Die Bergstraße kreuzte in der Nähe des Stadtbades die Berlin-Potsdamer Eisenbahn und war zum Zeitpunkt seiner Errichtung industriell und landwirtschaftlich geprägt. Das Grundstück des späteren Bades beherbergte eine Gärtnerei und grenzte östlich an die Berliner Vorort-Elektrizitätswerke und nördlich an den Güterbahnhof. Beides war nützlich, konnte man so gemeinsam die Kohleanlieferung und das warme Abwasser des Energieversorgers für die Vorwärmung des Badewassers nutzen. Max Krause, der den Standort ursprünglich als Reserve für seine Papierfabrik vorhielt, verkaufte 1904 an die Landgemeinde um ihres kommunalen Fortschrittes willen zu einem veritablen Vorzugspreis. In Berlin widmete sich Stadtbaumeister Ludwig Hoffmann der neuen, gesundheitspolitisch so wichtigen Bauaufgabe einer wachsenden Großstadt in der Oderberger- und der Baerwaldstraße. Die Basilika, mit ihrem hohen Mittelschiff über dem Schwimmbecken und Seitenschiffen für die Umkleiden wurde in klassischer Kennerschaft römischer Thermenanlagen als geometrische Grundform erkoren. Das Halbrund der abschließenden Apsis inszenierte als architektonischer Blickfang die Sprunganlage. So auch in Steglitz. Hier reichte das Wasser bis auf 2,80 Meter Tiefe. Das Becken maß 9 mal 21 Meter.

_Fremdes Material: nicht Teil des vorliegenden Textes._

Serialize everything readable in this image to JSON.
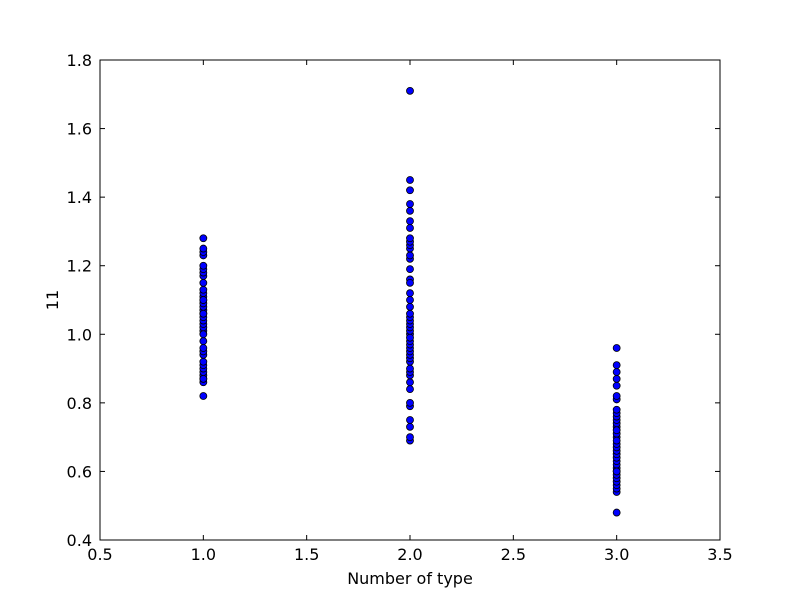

Ursprüngliche Pläne, eine zweite Schwimmhalle nur für Frauen zu errichten, nachdem diese bereits 1913 eine eigene Heilbäderabteilung erhalten hatten, wurden in den Zwanziger Jahren von Bürgerinitiativen und Gemeindebaumeister Fritz Freymüller unterstützt. Mit der Weltwirtschaftskrise endeten diese. Bis zu dem kriegsbedingten Kohlemangel 1940 konnte der Betrieb jedoch aufrechterhalten werden. Doch bei der Wiedereröffnung 1949 waren längst nicht alle Schäden behoben. Durch die Berlin-Blockade und die starke Besucherfrequenz aufgrund eines Einzugsbereiches, der weit über die Bezirksgrenze hinaus reichte, verschleppte sich die systematische Wiederherstellung des Bades. Erst 1971-79 erfolgte seine Generalinstandsetzung und 1988 schließlich die Sanierung des Hallengewölbes über dem Schwimmbecken.

Das Stadtbad Steglitz hatte von Beginn an eine enorme sozialpolitische Funktion. Als es entstand, diente es neben der sportlichen Betätigung vor allem der Hygiene und Gesundheit. Das Verhältnis von Schwimmern und Abteilungsnutzern war noch 1958 etwa 1:2. Für die heute gewünschte Wiederinbetriebnahme des Bäderbetriebes werden entsprechende Ergänzungsfunktionen gesucht, die die alten Abteilungen – insbesondere die russisch-römischen – aber auch die in den hinteren Gebäuden anschließenden Einrichtungen wie Wäscherei und Maschinenhalle kreativ einzubinden vermögen. Das Stadtbad braucht ein Betreiberkonzept, das seiner Vergangenheit eine Zukunft verleiht und den zentralen Standort revitalisiert.